Understanding the Prospects
Firstly, questions about career opportunities prove ambition and a desire to commit to the company long-term. Secondly, you do not want to work for a firm for years before eventually finding out that there is no way to climb up that corporate ladder.
You would like to get a firsthand account and ask your manager about their career. It will not only flatter them, but also provide you with a real-life story of success in your selected company. If your interlocutor is eloquent enough, you may also find out what qualities were most conducive to their mastery.
You can then underscore those attributes in your discussion. There are many candidates with the right degrees. However, there are not so many with the right personalities.
Establishing the Priorities
The objective of an interview, at least the first one, is to prove an interviewer why you are the most suitable and valuable person for the job. Asking about the company’s targets and priorities shows the employer your determination to become an asset. This is the best question you could raise to boost your image.
Moreover, thanks to this query you can better envisage what your daily tasks will involve and how you are going to spend a big chunk of your life.

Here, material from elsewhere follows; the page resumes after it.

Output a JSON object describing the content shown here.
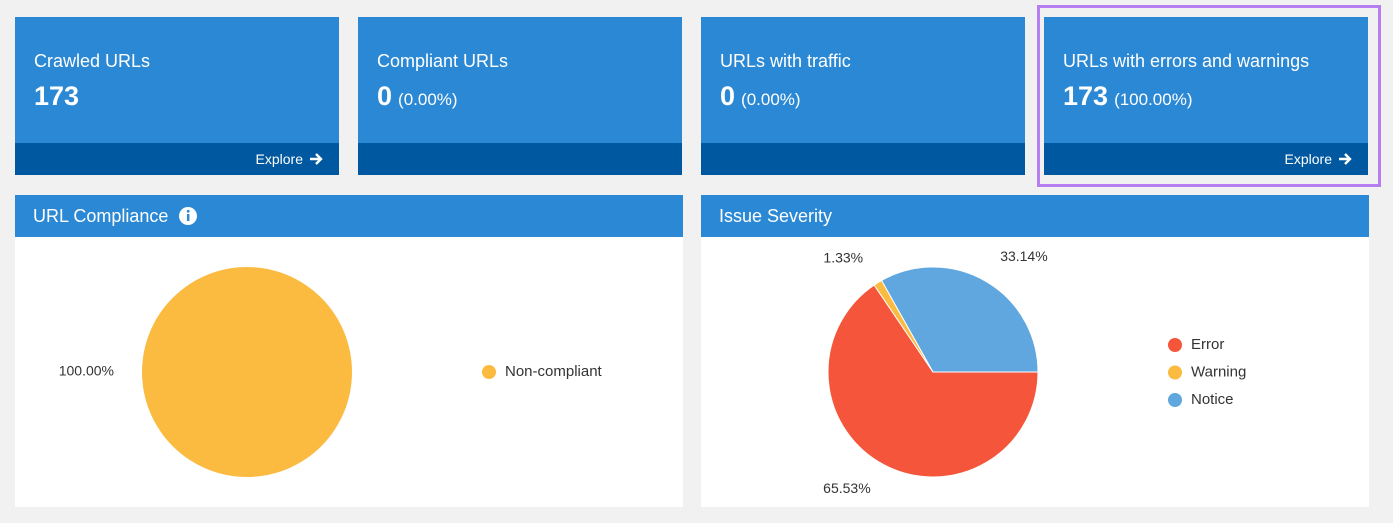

It will help you realize if this is a kind of job you will feel comfortable doing on a regular basis.
It is also essential to have this info for your career development. You will know what projects need your special attention and best efforts, and when you can delegate or do a bare minimum. It is wrong to assume that you must dedicate yourself to every single task. This approach, although laudable, can cause a burnout and incapacity to handle the challenges that will earn you a raise and even a promotion.
Find out the Best and the Worst
It will be both sweet and deliberate to ask your manager about the most enjoyable aspects of the job. As all the previous questions, it will assist you in deciding whether it is an impeccable fit for you, as well as establish a personal connection with your interviewer.
Inquiring about the worst features of the position makes it possible for you to imagine the worst-case scenario. If it is few vacation days, and you are an avid traveler, maybe, this job is not the best opportunity for you. If, however, it is sometimes dealing with angry people, and you are a communications master, then it may not be a big deal for you.
Make Arrangements for the Future
If you ran out of ideas, you can simply inquire about the further process. You can wonder when the results will be published or when you need to come for the next stage. It will display your ability to keep cool in stressful situations and plan in advance.
However, it is better not to sound too brash. Saying something along the lines like “I will be happy to start work asap” may have a positive as well as a negative effect. It is better to withhold this audacity and simply stress your principal skills one more time, expressing a hope for further cooperation.
Finally, it is critical to look good and behave naturally. If you are too stiff or vice versa too bouncy, it can damage the impression you intend to create.
I would recommend you recording yourself in a mock interview and then watching it with people who can give a critical evaluation of your performance. This training will help you feel more at east at a real interview.